La logique a été respectée samedi au Moses Mabhida Stadium lors des 16es de finale de la Nedbank Cup. Si la qualification d’Orlando Pirates face à Tshakhuma Tsha Madzivhandila (4-1) ne constitue pas une surprise au regard de la hiérarchie nationale, la lecture du match par le banc des vaincus offre un éclairage singulier sur la domination actuelle des Buccaneers. Confronté à l’équipe en forme du moment, le technicien de TTM a livré une analyse imagée de la rencontre, pointant du doigt des circonstances atténuantes bien précises.

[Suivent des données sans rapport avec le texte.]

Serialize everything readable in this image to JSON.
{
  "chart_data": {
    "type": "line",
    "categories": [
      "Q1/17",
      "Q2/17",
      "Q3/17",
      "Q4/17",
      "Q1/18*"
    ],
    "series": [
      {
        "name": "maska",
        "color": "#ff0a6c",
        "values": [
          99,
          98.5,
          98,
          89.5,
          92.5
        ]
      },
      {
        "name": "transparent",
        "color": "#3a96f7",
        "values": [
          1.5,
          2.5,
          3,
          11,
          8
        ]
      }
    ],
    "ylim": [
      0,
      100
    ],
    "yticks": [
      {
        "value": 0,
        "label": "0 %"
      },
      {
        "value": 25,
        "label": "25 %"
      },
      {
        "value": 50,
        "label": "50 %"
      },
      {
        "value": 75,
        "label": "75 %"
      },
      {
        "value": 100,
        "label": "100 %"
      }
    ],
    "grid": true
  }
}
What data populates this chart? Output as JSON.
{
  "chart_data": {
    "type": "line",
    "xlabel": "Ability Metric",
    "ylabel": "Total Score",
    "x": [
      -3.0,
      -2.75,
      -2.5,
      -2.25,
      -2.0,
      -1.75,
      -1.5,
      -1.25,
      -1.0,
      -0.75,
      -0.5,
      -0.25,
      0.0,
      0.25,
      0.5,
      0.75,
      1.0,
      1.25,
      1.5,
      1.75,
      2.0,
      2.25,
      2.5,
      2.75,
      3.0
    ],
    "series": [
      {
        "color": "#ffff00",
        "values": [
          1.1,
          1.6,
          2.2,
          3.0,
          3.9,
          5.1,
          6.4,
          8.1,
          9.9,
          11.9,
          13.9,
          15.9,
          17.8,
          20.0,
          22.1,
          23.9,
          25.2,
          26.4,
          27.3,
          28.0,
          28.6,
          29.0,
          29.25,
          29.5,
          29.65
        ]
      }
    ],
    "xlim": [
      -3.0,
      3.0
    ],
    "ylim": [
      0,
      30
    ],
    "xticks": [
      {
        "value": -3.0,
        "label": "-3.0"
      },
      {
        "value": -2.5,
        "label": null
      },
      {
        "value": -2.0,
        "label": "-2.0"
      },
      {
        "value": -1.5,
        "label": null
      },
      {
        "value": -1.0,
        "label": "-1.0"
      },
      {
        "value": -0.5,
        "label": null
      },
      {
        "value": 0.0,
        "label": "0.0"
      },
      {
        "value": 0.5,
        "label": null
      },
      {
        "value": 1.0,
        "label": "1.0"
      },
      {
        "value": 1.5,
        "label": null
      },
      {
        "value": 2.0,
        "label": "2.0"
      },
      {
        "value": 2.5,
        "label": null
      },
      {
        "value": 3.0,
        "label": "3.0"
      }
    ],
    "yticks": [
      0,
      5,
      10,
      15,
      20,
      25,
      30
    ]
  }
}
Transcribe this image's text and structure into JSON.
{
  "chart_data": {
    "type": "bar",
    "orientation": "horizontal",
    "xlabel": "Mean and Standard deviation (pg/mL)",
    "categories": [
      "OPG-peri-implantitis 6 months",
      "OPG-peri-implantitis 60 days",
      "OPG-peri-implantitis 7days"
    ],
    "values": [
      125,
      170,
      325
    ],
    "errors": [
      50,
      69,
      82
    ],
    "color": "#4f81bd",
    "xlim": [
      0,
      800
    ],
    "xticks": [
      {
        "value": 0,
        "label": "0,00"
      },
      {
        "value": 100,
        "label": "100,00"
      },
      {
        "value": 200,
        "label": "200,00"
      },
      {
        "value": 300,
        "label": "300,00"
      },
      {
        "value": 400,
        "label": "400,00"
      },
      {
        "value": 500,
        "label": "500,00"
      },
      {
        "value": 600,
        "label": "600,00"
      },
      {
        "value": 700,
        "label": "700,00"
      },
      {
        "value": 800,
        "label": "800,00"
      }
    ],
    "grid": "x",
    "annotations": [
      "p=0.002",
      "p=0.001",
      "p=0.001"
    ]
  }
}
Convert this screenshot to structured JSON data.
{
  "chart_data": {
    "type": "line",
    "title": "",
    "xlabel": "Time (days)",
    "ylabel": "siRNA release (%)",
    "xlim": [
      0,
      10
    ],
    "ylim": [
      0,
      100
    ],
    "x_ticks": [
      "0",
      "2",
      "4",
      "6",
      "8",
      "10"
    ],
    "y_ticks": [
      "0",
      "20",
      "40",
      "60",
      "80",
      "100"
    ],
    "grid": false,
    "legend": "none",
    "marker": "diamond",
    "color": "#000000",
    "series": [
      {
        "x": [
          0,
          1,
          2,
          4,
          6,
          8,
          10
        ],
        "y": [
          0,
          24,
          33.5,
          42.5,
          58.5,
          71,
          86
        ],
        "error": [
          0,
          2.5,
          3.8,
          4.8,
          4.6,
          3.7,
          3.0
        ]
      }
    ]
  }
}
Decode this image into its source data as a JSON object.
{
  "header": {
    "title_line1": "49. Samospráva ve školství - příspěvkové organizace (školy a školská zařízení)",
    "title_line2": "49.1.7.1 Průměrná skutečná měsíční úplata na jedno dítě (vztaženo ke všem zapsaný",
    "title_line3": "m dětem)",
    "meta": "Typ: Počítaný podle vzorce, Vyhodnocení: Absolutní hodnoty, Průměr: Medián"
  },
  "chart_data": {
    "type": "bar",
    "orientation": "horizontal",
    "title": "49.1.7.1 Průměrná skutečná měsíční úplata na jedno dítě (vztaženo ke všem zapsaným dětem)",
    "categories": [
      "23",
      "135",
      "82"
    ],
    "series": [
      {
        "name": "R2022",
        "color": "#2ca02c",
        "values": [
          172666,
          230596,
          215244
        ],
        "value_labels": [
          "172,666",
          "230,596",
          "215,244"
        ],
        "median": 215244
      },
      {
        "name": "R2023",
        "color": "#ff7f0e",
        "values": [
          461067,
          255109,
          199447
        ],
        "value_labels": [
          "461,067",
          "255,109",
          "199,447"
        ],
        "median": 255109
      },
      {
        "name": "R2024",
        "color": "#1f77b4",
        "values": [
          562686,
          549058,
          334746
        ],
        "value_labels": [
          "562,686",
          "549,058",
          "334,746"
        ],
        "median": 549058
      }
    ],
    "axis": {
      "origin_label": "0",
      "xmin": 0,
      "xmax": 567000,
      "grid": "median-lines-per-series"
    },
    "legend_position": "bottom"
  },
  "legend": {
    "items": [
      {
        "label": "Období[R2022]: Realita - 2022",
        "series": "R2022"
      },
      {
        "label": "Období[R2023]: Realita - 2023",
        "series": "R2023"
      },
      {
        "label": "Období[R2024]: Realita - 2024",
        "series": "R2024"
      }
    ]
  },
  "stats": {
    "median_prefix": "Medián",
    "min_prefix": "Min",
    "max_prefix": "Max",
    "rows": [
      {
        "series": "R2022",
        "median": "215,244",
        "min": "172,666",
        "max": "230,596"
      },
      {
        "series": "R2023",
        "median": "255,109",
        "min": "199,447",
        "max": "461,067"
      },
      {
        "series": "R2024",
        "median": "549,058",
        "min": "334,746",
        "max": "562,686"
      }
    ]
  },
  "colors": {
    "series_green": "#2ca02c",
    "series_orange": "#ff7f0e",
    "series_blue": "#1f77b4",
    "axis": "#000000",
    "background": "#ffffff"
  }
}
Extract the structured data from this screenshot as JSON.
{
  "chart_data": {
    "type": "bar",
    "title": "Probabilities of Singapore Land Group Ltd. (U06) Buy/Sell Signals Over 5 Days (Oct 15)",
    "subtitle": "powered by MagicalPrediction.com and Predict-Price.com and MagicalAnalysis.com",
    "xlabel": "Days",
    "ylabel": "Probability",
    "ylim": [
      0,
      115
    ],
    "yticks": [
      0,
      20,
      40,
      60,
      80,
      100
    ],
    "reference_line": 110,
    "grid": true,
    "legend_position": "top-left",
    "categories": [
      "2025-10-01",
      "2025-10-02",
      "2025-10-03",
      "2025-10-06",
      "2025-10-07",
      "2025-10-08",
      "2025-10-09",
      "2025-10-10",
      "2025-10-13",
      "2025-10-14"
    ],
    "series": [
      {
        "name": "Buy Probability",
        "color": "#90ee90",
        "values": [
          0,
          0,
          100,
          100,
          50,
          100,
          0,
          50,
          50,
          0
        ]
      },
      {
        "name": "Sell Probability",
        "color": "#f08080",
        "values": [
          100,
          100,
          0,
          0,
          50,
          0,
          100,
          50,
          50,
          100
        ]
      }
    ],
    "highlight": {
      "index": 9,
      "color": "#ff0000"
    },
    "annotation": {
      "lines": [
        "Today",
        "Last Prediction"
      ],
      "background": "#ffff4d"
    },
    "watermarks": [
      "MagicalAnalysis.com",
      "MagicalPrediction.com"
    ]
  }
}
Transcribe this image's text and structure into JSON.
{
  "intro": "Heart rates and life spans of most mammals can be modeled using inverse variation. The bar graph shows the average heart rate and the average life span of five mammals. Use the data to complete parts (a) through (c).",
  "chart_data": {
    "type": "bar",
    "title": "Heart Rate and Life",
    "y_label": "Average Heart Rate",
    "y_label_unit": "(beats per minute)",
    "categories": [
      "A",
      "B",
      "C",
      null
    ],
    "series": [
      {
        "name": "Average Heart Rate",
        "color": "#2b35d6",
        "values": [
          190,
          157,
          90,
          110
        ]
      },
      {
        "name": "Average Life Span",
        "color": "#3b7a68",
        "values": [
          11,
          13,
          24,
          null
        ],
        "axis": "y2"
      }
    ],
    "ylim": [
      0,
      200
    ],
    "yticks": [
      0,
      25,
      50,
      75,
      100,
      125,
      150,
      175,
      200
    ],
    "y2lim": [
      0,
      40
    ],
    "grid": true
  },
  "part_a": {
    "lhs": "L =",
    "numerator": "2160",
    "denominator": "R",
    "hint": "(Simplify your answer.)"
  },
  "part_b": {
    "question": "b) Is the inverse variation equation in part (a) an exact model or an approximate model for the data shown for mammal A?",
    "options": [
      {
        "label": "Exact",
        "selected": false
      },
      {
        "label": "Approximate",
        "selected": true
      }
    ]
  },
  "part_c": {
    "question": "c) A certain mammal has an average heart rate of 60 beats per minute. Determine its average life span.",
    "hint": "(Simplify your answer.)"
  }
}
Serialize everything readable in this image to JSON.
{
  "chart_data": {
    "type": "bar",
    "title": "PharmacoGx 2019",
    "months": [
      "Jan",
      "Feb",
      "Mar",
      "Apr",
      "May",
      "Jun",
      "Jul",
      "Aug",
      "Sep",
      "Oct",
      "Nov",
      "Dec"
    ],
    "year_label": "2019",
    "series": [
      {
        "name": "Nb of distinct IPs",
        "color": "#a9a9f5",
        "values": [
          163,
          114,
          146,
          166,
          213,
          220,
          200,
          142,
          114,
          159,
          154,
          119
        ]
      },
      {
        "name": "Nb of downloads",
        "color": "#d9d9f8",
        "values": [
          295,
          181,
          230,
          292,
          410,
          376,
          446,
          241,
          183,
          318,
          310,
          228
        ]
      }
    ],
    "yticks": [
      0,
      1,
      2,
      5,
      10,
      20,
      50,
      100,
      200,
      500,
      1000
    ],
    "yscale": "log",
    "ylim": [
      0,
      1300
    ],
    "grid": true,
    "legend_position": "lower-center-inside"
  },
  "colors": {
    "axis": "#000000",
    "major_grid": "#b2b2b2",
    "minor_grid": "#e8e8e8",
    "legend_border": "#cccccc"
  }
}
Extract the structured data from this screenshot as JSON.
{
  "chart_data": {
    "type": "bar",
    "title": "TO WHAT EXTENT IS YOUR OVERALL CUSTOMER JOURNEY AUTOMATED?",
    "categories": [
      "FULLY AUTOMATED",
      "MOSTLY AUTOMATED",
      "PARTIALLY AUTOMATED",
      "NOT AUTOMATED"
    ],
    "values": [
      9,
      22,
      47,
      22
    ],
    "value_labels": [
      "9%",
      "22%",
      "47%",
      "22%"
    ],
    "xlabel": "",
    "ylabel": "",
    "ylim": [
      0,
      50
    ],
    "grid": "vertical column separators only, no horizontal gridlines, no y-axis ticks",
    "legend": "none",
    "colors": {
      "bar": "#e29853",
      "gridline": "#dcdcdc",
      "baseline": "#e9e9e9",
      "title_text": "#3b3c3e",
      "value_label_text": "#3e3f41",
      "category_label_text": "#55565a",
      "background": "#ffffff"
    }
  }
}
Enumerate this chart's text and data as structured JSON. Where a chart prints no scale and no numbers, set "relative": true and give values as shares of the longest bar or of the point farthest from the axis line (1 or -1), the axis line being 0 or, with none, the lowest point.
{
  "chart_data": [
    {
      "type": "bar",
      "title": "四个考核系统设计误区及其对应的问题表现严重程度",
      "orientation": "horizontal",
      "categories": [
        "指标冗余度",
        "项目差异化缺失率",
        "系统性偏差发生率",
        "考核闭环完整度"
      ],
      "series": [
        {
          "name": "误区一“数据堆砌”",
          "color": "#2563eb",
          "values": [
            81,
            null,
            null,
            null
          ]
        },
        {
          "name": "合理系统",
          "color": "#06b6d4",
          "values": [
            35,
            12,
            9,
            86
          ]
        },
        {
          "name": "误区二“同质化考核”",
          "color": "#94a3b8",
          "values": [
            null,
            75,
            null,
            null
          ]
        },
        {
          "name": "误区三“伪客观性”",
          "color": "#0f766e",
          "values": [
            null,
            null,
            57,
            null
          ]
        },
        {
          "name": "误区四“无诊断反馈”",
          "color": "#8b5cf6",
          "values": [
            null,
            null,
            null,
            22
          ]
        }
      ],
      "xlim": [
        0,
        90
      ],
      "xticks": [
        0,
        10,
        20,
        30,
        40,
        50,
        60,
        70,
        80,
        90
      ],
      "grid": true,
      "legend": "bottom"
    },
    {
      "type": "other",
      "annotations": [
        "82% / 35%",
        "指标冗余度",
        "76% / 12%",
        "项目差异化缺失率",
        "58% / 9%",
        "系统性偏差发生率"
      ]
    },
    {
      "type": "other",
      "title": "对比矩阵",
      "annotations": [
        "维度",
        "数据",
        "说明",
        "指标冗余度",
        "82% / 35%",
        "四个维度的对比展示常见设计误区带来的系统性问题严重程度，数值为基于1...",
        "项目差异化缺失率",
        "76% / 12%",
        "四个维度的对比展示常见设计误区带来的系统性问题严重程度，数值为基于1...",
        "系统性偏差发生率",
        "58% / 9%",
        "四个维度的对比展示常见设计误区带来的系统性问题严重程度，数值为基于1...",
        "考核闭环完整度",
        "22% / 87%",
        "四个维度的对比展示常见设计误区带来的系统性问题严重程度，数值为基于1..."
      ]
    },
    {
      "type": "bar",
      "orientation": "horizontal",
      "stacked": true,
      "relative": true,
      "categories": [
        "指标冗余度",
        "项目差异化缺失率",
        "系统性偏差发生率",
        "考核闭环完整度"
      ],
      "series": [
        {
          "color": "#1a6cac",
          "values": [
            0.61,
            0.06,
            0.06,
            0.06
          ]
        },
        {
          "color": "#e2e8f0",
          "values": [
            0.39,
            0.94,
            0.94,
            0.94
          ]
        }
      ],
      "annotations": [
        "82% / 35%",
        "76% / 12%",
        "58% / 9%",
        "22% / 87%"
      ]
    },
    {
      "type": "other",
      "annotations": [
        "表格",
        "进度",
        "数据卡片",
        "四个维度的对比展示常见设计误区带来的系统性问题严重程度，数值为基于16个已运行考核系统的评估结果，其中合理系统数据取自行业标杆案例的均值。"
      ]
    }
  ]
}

Leader de la Betway Premiership et déjà détenteur de deux trophées cette saison, Orlando Pirates n’a laissé aucune chance à son adversaire. La rencontre a été pliée grâce aux réalisations d’Andre de Jong sur penalty, de Thalente Mbatha, de Patrick Maswanganyi et d’une frappe tardive de Sipho Mbule. Une démonstration de force qui a poussé Lucky Nelakau, l’entraîneur de TTM, à admettre la supériorité totale de l’opposition.
**Une lutte inégale dans un environnement hostile**
Selon les propos rapportés par Sportswire, Lucky Nelakau a comparé cette confrontation à une mission de survie impossible. « C’était comme chasser un crocodile dans la rivière », a-t-il imagé pour décrire la difficulté de contenir les assauts des Pirates. Pour le coach, affronter ce qu’il qualifie de « meilleure équipe du pays » avec un effectif composé de neuf à dix jeunes joueurs relevait de la gageure. Il a d’ailleurs souligné que l’addition aurait pu être bien plus salée sans les interventions décisives de son gardien, Lebohang Mohale, qui a évité un score de six ou sept buts.
**L’impact décisif de la délocalisation**
La métaphore du crocodile dans la rivière prend tout son sens à la lumière du contexte logistique de la rencontre. Bien que TTM fût l’équipe recevante, le match s’est déroulé à Durban, fief spirituel des Pirates, transformant ce duel en véritable match à l’extérieur pour le club de Limpopo.
Cette situation n’était pas un choix stratégique mais une contrainte logistique majeure. Nelakau a expliqué que les options habituelles étaient toutes indisponibles : le stade de Thohoyandou était impraticable à cause des fortes pluies, tandis que les enceintes de Polokwane et de Mbombela étaient déjà réservées pour d’autres affiches, notamment un match des Kaizer Chiefs. « Jouer au Moses Mabhida a joué en leur faveur. C’est pour cela que j’ai dit que nous chassions un crocodile. Cela les a beaucoup aidés, et nous n’avions aucun contrôle sur la situation », a déploré l’entraîneur, persuadé que le scénario aurait été différent dans une autre enceinte.